Sharing the findings of their research studies, these experts shed light on the World Bank’s role in Pakistan’s energy and environmental crisis at an online panel discussion held on Tuesday. The webinar was organised by the Alliance for Climate Justice & Clean Energy (ACJCE), a coalition of think tanks and civil society organisations working on energy transition in Pakistan.

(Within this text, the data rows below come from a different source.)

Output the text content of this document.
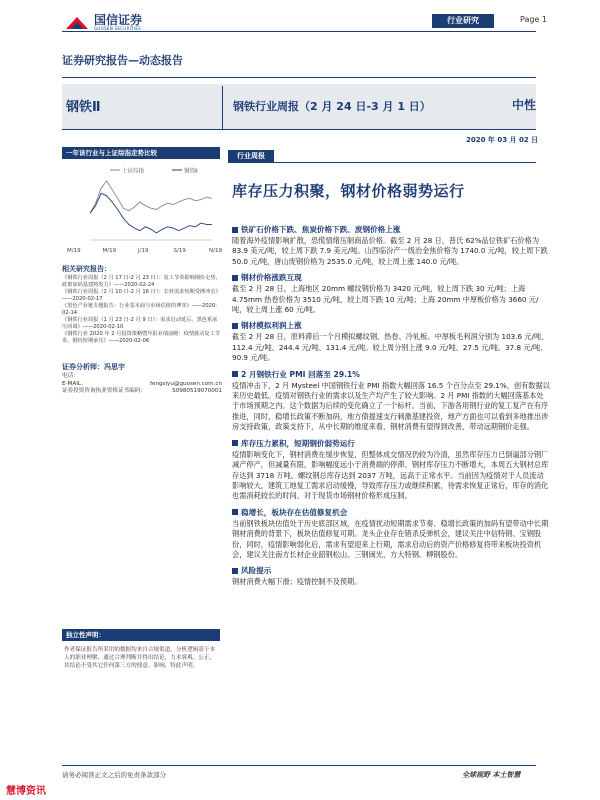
国信证券
GUOSEN SECURITIES
行业研究	Page 1
证券研究报告—动态报告
钢铁Ⅱ	钢铁行业周报（2 月 24 日-3 月 1 日）	中性
2020 年 03 月 02 日
一年该行业与上证综指走势比较
上证综指	钢铁Ⅱ
M/19	M/19	J/19	S/19	N/19
相关研究报告：
《钢铁行业周报（2 月 17 日-2 月 23 日）：复工节奏影响钢价走势，政策加码基建将发力》——2020-02-24
《钢铁行业周报（2 月 10 日-2 月 16 日）：长材需求短期受挫冲击》——2020-02-17
《黑色产业链专题报告：行业基本面与市场估值的博弈》——2020-02-14
《钢铁行业周报（1 月 23 日-2 月 9 日）：需求启动延后，黑色系承压回调》——2020-02-10
《钢铁行业 2020 年 2 月投资策略暨年报业绩前瞻：疫情扰动复工节奏，钢价短期承压》——2020-02-06
证券分析师：冯思宇
电话：
E-MAIL：	fengsiyu@guosen.com.cn
证券投资咨询执业资格证书编码：	S0980519070001
独立性声明：
作者保证报告所采用的数据均来自合规渠道，分析逻辑基于本人的职业理解，通过合理判断并得出结论，力求客观、公正，其结论不受其它任何第三方的授意、影响，特此声明。
行业周报
库存压力积聚，钢材价格弱势运行
铁矿石价格下跌、焦炭价格下跌、废钢价格上涨

随着海外疫情影响扩散，恐慌情绪压制商品价格。截至 2 月 28 日，普氏 62%品位铁矿石价格为 83.9 美元/吨，较上周下跌 7.9 美元/吨。山西临汾产一级冶金焦价格为 1740.0 元/吨，较上周下跌 50.0 元/吨，唐山废钢价格为 2535.0 元/吨，较上周上涨 140.0 元/吨。

钢材价格涨跌互现

截至 2 月 28 日，上海地区 20mm 螺纹钢价格为 3420 元/吨，较上周下跌 30 元/吨；上海 4.75mm 热卷价格为 3510 元/吨，较上周下跌 10 元/吨；上海 20mm 中厚板价格为 3660 元/吨，较上周上涨 60 元/吨。

钢材模拟利润上涨

截至 2 月 28 日，原料滞后一个月模拟螺纹钢、热卷、冷轧板、中厚板毛利润分别为 103.6 元/吨、112.4 元/吨、244.4 元/吨、131.4 元/吨。较上周分别上涨 9.0 元/吨、27.5 元/吨、37.8 元/吨、90.9 元/吨。

2 月钢铁行业 PMI 回落至 29.1%

疫情冲击下，2 月 Mysteel 中国钢铁行业 PMI 指数大幅回落 16.5 个百分点至 29.1%，创有数据以来历史最低。疫情对钢铁行业的需求以及生产均产生了较大影响。2 月 PMI 指数的大幅回落基本处于市场预期之内。这个数据为后续的变化确立了一个标杆。当前，下游各用钢行业的复工复产在有序推进，同时，稳增长政策不断加码，地方债提速支行刺激基建投资，地产方面也可以看到多地推出涉房支持政策，政策支持下，从中长期的维度来看，钢材消费有望得到改善，带动远期钢价走强。

库存压力累积，短期钢价弱势运行

疫情影响变化下，钢材消费在缓步恢复，但整体成交情况仍较为冷清，虽然库存压力已倒逼部分钢厂减产停产，但减量有限，影响幅度远小于消费端的停滞。钢材库存压力不断增大，本周五大钢材总库存达到 3718 万吨、螺纹钢总库存达到 2037 万吨，远高于正常水平。当前因为疫情对于人员流动影响较大，建筑工地复工需求启动缓慢，导致库存压力或继续积累，待需求恢复正常后，库存的消化也需消耗较长的时间，对于现货市场钢材价格形成压制。

稳增长，板块存在估值修复机会

当前钢铁板块估值处于历史底部区域，在疫情扰动短期需求节奏、稳增长政策的加码有望带动中长期钢材消费的背景下，板块估值修复可期。龙头企业存在错杀反弹机会，建议关注中信特钢、宝钢股份，同时，疫情影响弱化后，需求有望迎来上行期，需求启动后的资产价格修复将带来板块投资机会，建议关注南方长材企业韶钢松山、三钢闽光、方大特钢、柳钢股份。

风险提示

钢材消费大幅下滑；疫情控制不及预期。

请务必阅读正文之后的免责条款部分	全球视野 本土智慧
慧博资讯
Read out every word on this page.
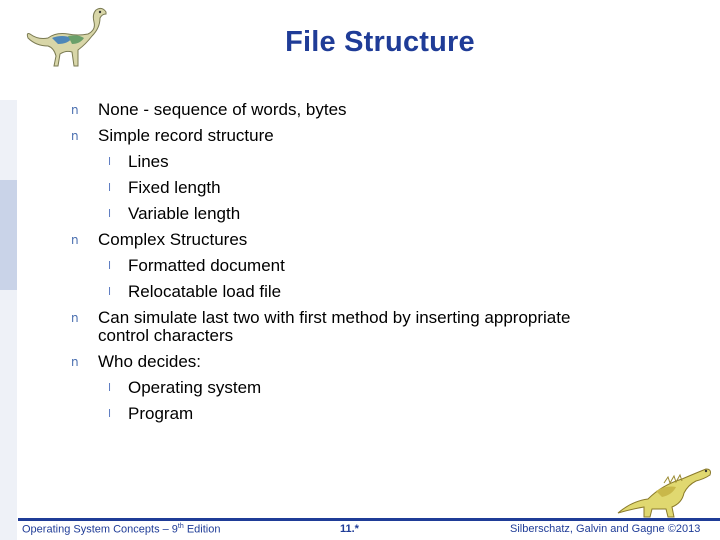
File Structure
n None - sequence of words, bytes
n Simple record structure
l Lines
l Fixed length
l Variable length
n Complex Structures
l Formatted document
l Relocatable load file
n Can simulate last two with first method by inserting appropriate
control characters
n Who decides:
l Operating system
l Program
Operating System Concepts – 9th Edition	11.*	Silberschatz, Galvin and Gagne ©2013
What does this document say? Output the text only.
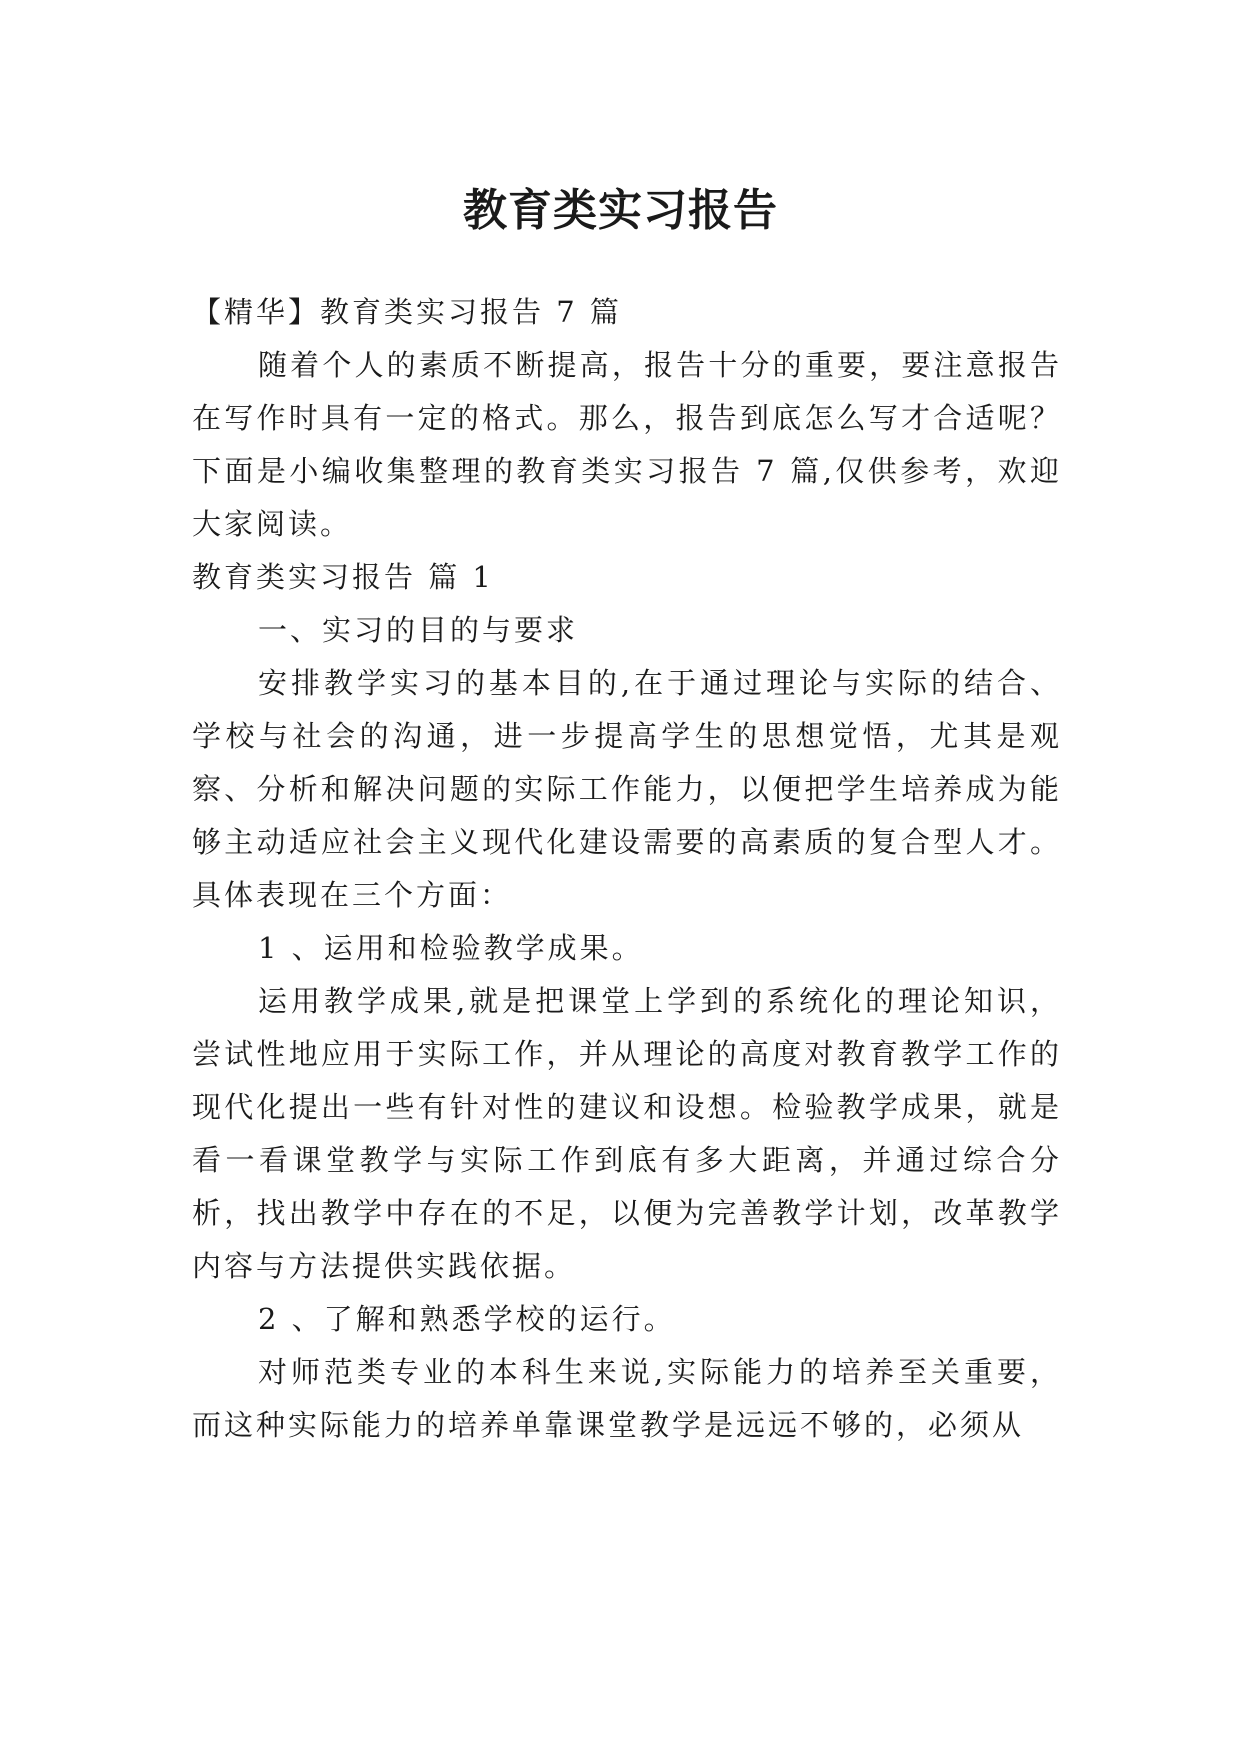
教育类实习报告

【精华】教育类实习报告 7 篇

随着个人的素质不断提高，报告十分的重要，要注意报告在写作时具有一定的格式。那么，报告到底怎么写才合适呢？下面是小编收集整理的教育类实习报告 7 篇,仅供参考，欢迎大家阅读。

教育类实习报告 篇 1

一、实习的目的与要求

安排教学实习的基本目的,在于通过理论与实际的结合、学校与社会的沟通，进一步提高学生的思想觉悟，尤其是观察、分析和解决问题的实际工作能力，以便把学生培养成为能够主动适应社会主义现代化建设需要的高素质的复合型人才。具体表现在三个方面：

1 、运用和检验教学成果。

运用教学成果,就是把课堂上学到的系统化的理论知识，尝试性地应用于实际工作，并从理论的高度对教育教学工作的现代化提出一些有针对性的建议和设想。检验教学成果，就是看一看课堂教学与实际工作到底有多大距离，并通过综合分析，找出教学中存在的不足，以便为完善教学计划，改革教学内容与方法提供实践依据。

2 、了解和熟悉学校的运行。

对师范类专业的本科生来说,实际能力的培养至关重要，而这种实际能力的培养单靠课堂教学是远远不够的，必须从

Discussing her research study, Heike Mainhardt, Senior Advisor at Urgewald, a Germany-based non-profit organisation, said the World Bank’s technical assistance in Pakistan provided a road map to attract investors into country’s coal sector from 2009 to 2012. “Arguably, the Bank’s most important actions were tariff policy reforms that made new coal power investments in Pakistan the world’s most profitable. As a result, Pakistan is tied to very high capacity payments for coal power, leading to high subsidies and consumer tariffs,” she said. Heiki added that it is the World Bank’s responsibility to help Pakistan re-direct its power sector development from coal to renewable energy.
Fran Witt, Campaigns Lead at Recourse, a Netherlands-based not-for-profit organisation, discussed the research study co-published by Recourse and Alternative Law Collective (ALC), a Pakistan-based firm. She said that the World Bank’s Development Policy Finance (DPF) for Pakistan’s energy sector amounted to $1.4billion from 2020 to 2021 and therefore, has a huge impact on energy policy and investment. She suggested that all fossil fuels must be included on the Excluded Expenditures list for DPF, through which the World Bank can support the Pakistani government to build its energy from Pakistan’s sustainable renewable energy sources instead of relying on expensive coal or LNG imports.
Zain Moulvi, Director Research at ALC, said that the World Bank’s tacit support of Thar coal and its damaging DPF loan conditionality demonstrates the complex mechanisms through which it can instigate crises in Pakistan’s energy sector. “The Thar coal projects will significantly raise electricity tariffs and have already caused massive displacement and loss of livelihood in Thar. They are further projected to cause up to 29,000 air pollution-related deaths,” Zain said. He added that the Bank’s flagship PACE project – supposedly meant to facilitate Pakistan’s transition to cheap and clean energy – has instead forced the country to plan its energy mix around costly, socially and environmentally destructive fossil fuels and large hydro projects.
Appreciating the research studies’ authors for shedding light on international financial institutions’ support for dirty and costly projects in Pakistan and elsewhere in the Global South, Ahsan Kamal, Lecturer at Quaid-i-Azam University said, “Despite claims of being a leader in knowledge and investment for development, the World Bank has a long history of ignoring definitive research that shows coal, gas and large hydropower projects damaging to the environment, humans, and economy,” he said.